A significant effort has been directed to dissect the functional and molecular events that Mn triggers in neurotoxicity development, but always taking the neuronal component as the main actor. Meanwhile, glia has always been relegated to a mere supporting role for neurons. In this contribution, we focused on the glial component as an important target of Mn deleterious effects. We provide herein an overview of the role of glial cells in Mn neurotoxicity, including the consequences on energy metabolism, redox homeostasis, Ca²⁺ signaling, inflammation, and autophagia. Moreover, we detail the key findings in the Mn-induced disruption of the Glu/Gln shuttle.

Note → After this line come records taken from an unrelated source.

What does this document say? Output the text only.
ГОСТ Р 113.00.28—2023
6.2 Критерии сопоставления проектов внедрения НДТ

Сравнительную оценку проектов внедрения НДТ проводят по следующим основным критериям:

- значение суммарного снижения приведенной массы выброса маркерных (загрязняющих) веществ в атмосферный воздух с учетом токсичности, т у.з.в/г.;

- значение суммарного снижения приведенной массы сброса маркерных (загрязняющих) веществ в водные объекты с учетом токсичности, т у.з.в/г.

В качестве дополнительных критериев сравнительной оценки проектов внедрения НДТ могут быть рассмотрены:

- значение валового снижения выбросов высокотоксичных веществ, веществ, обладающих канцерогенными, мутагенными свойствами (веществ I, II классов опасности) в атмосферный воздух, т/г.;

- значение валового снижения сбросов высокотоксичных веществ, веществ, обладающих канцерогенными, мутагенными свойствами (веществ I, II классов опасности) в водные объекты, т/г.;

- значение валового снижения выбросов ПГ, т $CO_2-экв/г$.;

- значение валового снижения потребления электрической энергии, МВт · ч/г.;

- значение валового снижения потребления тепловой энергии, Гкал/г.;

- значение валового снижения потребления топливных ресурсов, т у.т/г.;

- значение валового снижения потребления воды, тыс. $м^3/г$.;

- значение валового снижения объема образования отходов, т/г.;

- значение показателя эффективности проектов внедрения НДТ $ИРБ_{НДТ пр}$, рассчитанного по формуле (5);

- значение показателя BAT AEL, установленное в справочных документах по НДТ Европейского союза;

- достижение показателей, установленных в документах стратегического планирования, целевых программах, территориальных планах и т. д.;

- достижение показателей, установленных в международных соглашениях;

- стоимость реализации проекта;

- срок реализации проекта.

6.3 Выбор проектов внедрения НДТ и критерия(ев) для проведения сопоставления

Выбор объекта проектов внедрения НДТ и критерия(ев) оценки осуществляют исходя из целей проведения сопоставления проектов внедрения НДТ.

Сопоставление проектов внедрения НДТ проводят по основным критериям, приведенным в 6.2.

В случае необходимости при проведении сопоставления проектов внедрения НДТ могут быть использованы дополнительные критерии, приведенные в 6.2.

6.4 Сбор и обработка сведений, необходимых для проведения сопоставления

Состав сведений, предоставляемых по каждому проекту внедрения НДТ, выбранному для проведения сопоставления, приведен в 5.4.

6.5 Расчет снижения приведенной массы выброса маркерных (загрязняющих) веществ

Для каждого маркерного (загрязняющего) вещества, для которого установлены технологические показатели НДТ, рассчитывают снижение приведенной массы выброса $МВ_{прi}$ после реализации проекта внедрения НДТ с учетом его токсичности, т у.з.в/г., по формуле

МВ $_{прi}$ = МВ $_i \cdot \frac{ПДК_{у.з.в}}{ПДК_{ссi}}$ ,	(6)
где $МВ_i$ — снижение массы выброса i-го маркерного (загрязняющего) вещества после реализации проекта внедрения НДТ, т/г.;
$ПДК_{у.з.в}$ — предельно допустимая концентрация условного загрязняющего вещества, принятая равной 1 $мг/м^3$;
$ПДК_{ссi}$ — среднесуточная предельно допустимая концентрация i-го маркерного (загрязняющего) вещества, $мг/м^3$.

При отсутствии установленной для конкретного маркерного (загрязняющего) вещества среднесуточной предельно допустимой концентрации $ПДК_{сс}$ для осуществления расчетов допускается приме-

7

Still, many questions remain to be answered regarding the role of glia in Mn neurotoxicity; the evidence so far demonstrates that these cells have a pivotal role in the management of the Mn insult and its relevance to the neuronal counterpart. It is time to reevaluate Mn neurotoxicity as a whole and consider both neurons and glia as targets. Further investigations are needed to take into consideration the close relationship that neurons and glia maintain. Cocultures of glial cells in physical contact with neurons or separated by a semipermeable membrane barrier would allow us to link the individual effects that had already been described in each cellular model and shed light on this health problem.

Conflicts of Interest

The authors declare that there is no conflict of interest regarding the publication of this manuscript.